Parameter count comparison:

Model	Parameters	Decision Boundary
LDA	$KD + D(D+1)/2 + K-1$	Linear (hyperplane)
QDA	$KD + KD(D+1)/2 + K-1$	Quadratic (conic section)
Naive Bayes (Gaussian)	$2KD + K-1$	Linear (with diagonal $\Sigma$ )

QDA has $K$ times as many covariance parameters as LDA. When $D$ is large relative to $N$ , QDA overfits; LDA’s shared covariance provides regularization.

Connection to Logistic Regression

A fundamental result: LDA’s posterior is logistic regression.

For binary classification with shared covariance:

\log \frac{P(Y = 1 \mid \mathbf{x})}{P(Y = 0 \mid \mathbf{x})} = \mathbf{w}^\top \mathbf{x} + b

where $\mathbf{w} = \boldsymbol{\Sigma}^{-1}(\boldsymbol{\mu}_1 - \boldsymbol{\mu}_0)$ and $b$ absorbs the constant terms. This is exactly the logistic regression model. LDA and logistic regression produce the same functional form for the posterior, but arrive at it differently:

LDA estimates $\boldsymbol{\mu}_0, \boldsymbol{\mu}_1, \boldsymbol{\Sigma}$ by maximum likelihood of the joint $P(\mathbf{x}, y)$ , then derives $\mathbf{w}$ and $b$
Logistic regression directly estimates $\mathbf{w}$ and $b$ by maximum likelihood of the conditional $P(y \mid \mathbf{x})$

When Does Each Win?

LDA is better when:

The Gaussian assumption approximately holds
Training data is limited (LDA’s stronger assumptions provide regularization)
The number of features $D$ is large relative to sample size $N$

Logistic regression is better when:

The Gaussian assumption is violated (e.g., discrete features, multimodal distributions)
Training data is abundant (logistic regression’s weaker assumptions become advantageous)
The goal is to model $P(Y \mid \mathbf{x})$ without assumptions about $P(\mathbf{x})$

Ng and Jordan (2001) showed that LDA reaches its asymptotic error rate with $O(\log N)$ samples while logistic regression requires $O(N)$ , but logistic regression’s asymptotic error can be lower because it makes fewer assumptions. This is the generative-discriminative tradeoff in action.

Fisher’s Linear Discriminant

Fisher’s formulation of LDA approaches the problem from a dimensionality reduction perspective rather than a probabilistic one. The goal: find the projection direction $\mathbf{w}$ that maximizes class separation relative to within-class spread.

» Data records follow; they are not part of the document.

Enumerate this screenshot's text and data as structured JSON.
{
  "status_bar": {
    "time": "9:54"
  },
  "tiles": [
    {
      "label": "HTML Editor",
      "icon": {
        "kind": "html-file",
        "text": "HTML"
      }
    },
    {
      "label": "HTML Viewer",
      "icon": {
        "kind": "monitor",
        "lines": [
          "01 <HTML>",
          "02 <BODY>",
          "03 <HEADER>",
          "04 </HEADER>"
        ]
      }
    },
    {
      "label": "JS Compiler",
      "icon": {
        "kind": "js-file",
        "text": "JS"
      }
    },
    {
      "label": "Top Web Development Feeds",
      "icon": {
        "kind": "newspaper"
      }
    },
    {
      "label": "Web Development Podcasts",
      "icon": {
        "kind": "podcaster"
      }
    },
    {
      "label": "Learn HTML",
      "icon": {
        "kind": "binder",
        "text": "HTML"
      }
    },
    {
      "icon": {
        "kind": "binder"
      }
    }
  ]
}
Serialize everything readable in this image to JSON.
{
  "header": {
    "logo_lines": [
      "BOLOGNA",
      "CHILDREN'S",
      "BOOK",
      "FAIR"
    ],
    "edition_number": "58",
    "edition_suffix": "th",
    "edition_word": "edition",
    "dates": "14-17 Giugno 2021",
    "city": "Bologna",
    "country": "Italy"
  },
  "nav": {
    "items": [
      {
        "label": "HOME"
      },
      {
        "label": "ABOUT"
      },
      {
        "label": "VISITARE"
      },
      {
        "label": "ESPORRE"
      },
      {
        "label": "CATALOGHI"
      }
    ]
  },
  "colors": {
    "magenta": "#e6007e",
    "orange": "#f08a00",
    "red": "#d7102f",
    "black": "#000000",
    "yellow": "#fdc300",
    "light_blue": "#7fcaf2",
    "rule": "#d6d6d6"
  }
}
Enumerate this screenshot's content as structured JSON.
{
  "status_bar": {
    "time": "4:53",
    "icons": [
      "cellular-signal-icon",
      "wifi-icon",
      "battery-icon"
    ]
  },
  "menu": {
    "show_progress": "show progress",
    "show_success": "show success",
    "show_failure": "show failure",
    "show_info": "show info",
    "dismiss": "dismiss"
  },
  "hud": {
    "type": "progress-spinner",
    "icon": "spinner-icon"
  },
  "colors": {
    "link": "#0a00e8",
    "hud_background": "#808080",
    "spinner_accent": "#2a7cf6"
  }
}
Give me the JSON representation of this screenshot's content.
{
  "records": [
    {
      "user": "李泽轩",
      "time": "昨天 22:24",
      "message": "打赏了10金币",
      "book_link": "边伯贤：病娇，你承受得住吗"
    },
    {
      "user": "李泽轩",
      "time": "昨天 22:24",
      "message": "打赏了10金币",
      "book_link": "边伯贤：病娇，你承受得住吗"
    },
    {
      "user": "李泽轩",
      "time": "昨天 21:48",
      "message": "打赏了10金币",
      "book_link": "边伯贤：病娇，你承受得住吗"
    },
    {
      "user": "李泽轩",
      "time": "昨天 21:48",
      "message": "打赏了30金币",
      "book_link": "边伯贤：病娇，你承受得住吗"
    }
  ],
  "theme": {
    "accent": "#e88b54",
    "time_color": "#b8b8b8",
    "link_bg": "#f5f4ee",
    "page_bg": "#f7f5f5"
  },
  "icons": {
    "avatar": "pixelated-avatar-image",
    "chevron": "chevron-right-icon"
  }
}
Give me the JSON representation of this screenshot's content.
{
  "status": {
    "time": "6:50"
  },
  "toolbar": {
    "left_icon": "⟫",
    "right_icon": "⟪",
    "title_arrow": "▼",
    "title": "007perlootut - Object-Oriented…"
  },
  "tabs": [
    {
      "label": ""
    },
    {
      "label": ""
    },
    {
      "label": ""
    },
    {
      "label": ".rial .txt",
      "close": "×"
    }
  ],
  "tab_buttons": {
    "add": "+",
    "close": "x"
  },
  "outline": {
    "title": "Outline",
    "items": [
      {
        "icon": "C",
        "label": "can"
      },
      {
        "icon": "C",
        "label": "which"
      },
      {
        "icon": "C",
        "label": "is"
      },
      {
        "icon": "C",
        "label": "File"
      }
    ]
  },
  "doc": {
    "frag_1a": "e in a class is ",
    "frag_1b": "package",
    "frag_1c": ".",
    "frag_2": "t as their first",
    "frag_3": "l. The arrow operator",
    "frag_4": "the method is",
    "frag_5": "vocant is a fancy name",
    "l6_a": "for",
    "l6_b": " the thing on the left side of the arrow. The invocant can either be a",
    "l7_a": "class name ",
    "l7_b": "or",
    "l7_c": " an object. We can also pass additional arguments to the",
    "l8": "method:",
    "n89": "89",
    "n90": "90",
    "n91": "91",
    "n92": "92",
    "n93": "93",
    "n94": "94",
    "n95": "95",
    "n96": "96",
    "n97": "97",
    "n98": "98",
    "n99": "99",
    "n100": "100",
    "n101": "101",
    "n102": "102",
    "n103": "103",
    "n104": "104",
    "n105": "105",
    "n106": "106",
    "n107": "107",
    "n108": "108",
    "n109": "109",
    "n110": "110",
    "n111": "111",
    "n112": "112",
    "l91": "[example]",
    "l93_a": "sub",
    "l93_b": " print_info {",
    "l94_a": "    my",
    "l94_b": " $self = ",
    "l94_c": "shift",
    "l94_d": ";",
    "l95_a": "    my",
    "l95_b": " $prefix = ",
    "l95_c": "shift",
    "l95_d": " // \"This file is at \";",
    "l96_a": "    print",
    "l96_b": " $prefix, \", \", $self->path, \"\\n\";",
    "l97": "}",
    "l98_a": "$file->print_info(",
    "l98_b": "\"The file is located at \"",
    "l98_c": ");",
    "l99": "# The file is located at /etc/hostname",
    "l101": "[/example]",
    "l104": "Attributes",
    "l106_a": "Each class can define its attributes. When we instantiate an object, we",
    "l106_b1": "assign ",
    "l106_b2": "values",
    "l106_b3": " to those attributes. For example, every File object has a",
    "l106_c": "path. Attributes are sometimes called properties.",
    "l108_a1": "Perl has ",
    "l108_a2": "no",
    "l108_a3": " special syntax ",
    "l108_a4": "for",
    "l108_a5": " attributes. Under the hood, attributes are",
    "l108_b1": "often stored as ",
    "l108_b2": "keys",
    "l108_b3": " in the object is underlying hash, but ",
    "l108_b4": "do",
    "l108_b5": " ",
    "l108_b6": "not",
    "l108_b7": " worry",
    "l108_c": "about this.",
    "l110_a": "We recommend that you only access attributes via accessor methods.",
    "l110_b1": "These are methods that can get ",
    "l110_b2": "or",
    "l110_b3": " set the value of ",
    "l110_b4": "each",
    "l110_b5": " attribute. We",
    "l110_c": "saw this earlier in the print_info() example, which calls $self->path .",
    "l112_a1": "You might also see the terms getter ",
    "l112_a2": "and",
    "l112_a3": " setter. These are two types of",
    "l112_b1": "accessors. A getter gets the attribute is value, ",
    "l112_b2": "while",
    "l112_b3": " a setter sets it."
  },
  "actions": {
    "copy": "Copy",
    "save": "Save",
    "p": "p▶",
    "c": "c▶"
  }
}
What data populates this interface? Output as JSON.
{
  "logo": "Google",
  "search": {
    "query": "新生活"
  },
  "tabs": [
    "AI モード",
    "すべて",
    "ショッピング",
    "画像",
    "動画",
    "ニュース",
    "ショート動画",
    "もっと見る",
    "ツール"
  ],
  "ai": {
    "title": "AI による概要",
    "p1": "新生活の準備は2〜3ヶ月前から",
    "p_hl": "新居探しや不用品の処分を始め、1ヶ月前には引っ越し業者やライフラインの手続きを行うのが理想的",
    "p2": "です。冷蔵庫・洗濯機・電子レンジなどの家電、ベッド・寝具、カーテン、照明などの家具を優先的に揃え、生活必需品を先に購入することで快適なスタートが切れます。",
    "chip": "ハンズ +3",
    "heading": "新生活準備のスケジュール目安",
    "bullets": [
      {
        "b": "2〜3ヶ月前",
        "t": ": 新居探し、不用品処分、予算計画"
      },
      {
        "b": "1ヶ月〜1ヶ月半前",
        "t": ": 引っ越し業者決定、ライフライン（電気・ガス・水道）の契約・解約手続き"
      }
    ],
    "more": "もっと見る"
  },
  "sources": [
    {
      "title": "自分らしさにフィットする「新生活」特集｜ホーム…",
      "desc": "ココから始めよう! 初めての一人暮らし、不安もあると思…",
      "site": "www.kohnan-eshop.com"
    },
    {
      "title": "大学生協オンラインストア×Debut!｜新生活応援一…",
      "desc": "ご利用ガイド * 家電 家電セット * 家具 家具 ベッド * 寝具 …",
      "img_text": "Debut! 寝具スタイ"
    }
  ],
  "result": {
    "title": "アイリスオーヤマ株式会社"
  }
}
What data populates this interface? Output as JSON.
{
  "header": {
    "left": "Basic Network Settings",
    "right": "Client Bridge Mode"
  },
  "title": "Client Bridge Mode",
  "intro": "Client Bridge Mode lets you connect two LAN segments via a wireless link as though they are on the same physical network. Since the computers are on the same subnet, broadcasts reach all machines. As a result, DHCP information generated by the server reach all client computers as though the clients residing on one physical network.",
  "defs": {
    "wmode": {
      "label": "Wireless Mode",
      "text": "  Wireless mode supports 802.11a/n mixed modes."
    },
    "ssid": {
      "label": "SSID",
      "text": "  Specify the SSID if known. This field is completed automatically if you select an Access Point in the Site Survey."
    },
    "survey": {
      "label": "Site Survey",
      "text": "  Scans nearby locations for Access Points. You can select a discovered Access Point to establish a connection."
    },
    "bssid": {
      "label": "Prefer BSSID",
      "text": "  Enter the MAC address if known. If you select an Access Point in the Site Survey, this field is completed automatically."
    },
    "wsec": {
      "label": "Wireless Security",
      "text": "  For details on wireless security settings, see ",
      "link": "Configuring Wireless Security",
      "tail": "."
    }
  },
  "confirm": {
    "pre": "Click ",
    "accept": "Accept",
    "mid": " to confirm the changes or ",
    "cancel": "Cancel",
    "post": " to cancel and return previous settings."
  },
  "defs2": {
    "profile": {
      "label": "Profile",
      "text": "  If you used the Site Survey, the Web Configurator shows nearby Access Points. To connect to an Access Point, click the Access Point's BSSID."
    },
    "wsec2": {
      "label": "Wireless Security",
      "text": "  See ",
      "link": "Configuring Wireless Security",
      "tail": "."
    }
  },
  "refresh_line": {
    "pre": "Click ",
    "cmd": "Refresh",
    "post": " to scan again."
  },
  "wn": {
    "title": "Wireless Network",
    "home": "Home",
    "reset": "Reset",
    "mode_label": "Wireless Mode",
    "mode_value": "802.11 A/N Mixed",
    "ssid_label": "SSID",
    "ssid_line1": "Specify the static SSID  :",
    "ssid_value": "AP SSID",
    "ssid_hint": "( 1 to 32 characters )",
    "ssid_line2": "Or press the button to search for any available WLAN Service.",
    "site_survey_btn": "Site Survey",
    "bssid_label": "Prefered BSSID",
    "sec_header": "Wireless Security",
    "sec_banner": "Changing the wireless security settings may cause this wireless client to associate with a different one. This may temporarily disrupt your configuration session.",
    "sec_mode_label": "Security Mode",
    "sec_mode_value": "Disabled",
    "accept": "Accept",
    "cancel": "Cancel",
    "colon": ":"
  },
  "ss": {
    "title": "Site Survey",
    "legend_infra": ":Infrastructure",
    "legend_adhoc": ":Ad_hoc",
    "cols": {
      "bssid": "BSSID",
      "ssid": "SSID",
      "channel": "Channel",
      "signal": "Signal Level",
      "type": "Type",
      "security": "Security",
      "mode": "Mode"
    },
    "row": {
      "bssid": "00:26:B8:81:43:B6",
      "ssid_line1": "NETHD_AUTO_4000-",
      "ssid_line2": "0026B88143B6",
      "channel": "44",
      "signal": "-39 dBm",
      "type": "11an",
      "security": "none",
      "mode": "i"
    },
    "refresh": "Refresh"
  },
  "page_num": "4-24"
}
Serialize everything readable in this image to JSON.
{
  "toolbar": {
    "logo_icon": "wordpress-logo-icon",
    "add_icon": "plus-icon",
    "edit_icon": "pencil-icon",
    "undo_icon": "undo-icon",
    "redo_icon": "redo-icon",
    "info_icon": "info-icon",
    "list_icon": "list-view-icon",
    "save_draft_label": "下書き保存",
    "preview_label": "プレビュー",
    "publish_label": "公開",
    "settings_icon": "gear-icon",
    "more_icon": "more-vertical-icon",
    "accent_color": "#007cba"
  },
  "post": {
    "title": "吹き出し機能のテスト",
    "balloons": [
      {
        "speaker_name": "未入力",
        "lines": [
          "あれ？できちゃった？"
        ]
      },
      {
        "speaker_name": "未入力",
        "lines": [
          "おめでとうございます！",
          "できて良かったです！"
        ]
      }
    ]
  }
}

Between-class scatter: $\mathbf{S}_B = (\boldsymbol{\mu}_1 - \boldsymbol{\mu}_0)(\boldsymbol{\mu}_1 - \boldsymbol{\mu}_0)^\top$

Within-class scatter: $\mathbf{S}_W = \sum_{k=0}^{1} \sum_{i: y^{(i)} = k} (\mathbf{x}^{(i)} - \boldsymbol{\mu}_k)(\mathbf{x}^{(i)} - \boldsymbol{\mu}_k)^\top$

Fisher’s criterion: Maximize the ratio of between-class to within-class variance after projection:

J(\mathbf{w}) = \frac{\mathbf{w}^\top \mathbf{S}_B \mathbf{w}}{\mathbf{w}^\top \mathbf{S}_W \mathbf{w}}

The optimal direction is: $\mathbf{w}^* = \mathbf{S}_W^{-1}(\boldsymbol{\mu}_1 - \boldsymbol{\mu}_0)$

This is identical to the LDA weight vector, connecting the probabilistic and geometric viewpoints. For $K > 2$ classes, Fisher’s LDA produces up to $K - 1$ discriminant directions (the eigenvectors of $\mathbf{S}_W^{-1}\mathbf{S}_B$ ), providing a principled method for dimensionality reduction that preserves class structure.

Regularized Discriminant Analysis

When $D$ is large or $N$ is small, the sample covariance matrix $\hat{\boldsymbol{\Sigma}}$ may be singular or poorly conditioned. Regularized Discriminant Analysis (RDA) interpolates between LDA and QDA:

\hat{\boldsymbol{\Sigma}}_k(\alpha) = \alpha \hat{\boldsymbol{\Sigma}}_k + (1 - \alpha) \hat{\boldsymbol{\Sigma}}

where $\alpha \in [0, 1]$ controls the interpolation. $\alpha = 0$ gives LDA, $\alpha = 1$ gives QDA. Additionally, shrinkage toward the identity:

\hat{\boldsymbol{\Sigma}}(\gamma) = \gamma \hat{\boldsymbol{\Sigma}} + (1 - \gamma) \frac{\text{tr}(\hat{\boldsymbol{\Sigma}})}{D} \mathbf{I}

Both $\alpha$ and $\gamma$ are tuned via cross-validation. This is closely related to the Ledoit-Wolf shrinkage estimator used in portfolio optimization and other high-dimensional covariance estimation problems.

Practical Considerations

Feature scaling. Unlike logistic regression, GDA is not invariant to feature scaling because the covariance matrix explicitly models feature variances. However, the MLE automatically adapts to different scales through $\hat{\boldsymbol{\Sigma}}$ , so scaling is less critical than for distance-based methods like KNN.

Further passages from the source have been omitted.